Fatto sta che il primo tentativo di individuare per legge a quale ente pubblico affidare il delicato compito di vigilare sull’intelligenza artificiale è stato bloccato. La nomina di un controllore del settore è prevista dal regolamento europeo sull’intelligenza artificiale, l’AI Act, in queste settimane al ciclo di approvazioni finali da parte del Consiglio europeo (2 febbraio, la data previsto) ed Europarlamento (entro aprile).

Il retroscena:

  1. Come scegliere il controllore
  2. Il ruolo di Fratelli d’Italia

Come scegliere il controllore

Proprio perché il testo dell’AI Act veleggia verso il voto, il sottosegretario alla presidenza del Consiglio dei ministri con delega ai servizi segreti, Alfredo Mantovano, ha spiegato in conferenza stampa che l’assegnazione all’Acn è stata espunta per evitare fughe in avanti. Insomma, un atto di cortesia istituzionale verso Bruxelles, tutt’altro che necessario però. La Spagna ha individuato un’agenzia per la supervisione dell’AI già lo scorso settembre. E lo ha fatto peraltro mentre Madrid aveva le redini della presidenza del Consiglio europeo con il mandato di chiudere l’accordo con il Parlamento sull’AI Act, raggiunto l’8 dicembre.

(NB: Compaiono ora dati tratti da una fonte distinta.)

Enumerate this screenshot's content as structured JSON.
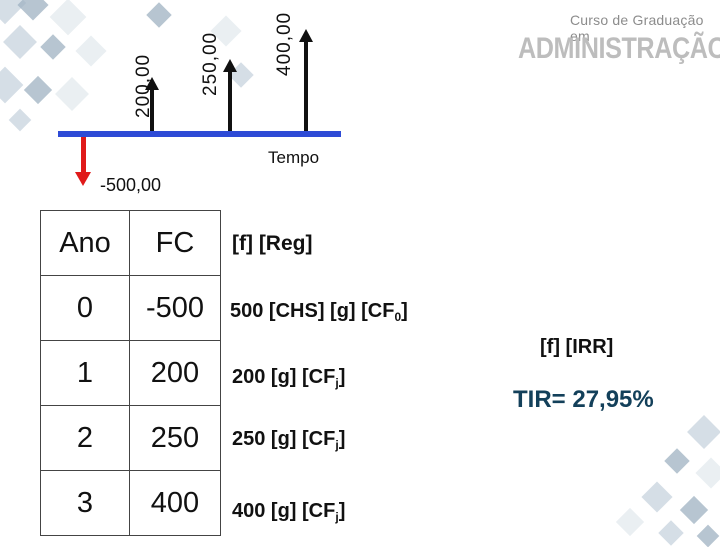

La fuga in avanti da frenare, piuttosto, è interna al governo. E riguarda l’impianto di controllo sull’intelligenza artificiale a cui Butti sta lavorando. L’AI Act, come emerge dal testo finale che Wired ha visionato, non impone di avere un solo referente, secondo la linea voluta dal Parlamento europeo, ma fa riferimento a varie autorità nazionali delegate. Se si analizzano i modelli applicati in finanza, per esempio, la palla passa agli enti di vigilanza deputati (in Italia sarebbe Consob). E negli articoli dedicati agli usi vietati e alle eccezioni, si menziona il fatto che i garanti nazionali dei dati personali e del mercato debbano spedire ogni anno alla Commissione un rapporto sull’uso dei sistemi di riconoscimento biometrico in tempo reale. In Italia, quindi, un compito a carico del Garante della privacy e dell’Antitrust. E ancora: laddove si menzionano la difesa delle infrastrutture critiche, è naturale cedere il passo all’Acn, che già le vigila sul fronte della cybersecurity.

Il ruolo di Fratelli d’Italia

Insomma, l’AI Act apparecchia una tavola con molti posti a sedere. Ma un padrone di casa ci vuole. Qualcuno che detti i tempi e le priorità, coordini il lavoro e sia un punto di riferimento verso l’esterno. Difficile pensare che il compito possa spettare a una autorità indipendente, come il Garante per la protezione dei dati o quello per la concorrenza e il mercato. Troppo autonomi e svincolati dalla politica, nella visione di Palazzo Chigi, per occuparsi della materia, scrivere regole e impostare gli ambienti di test (le cosiddette sandbox).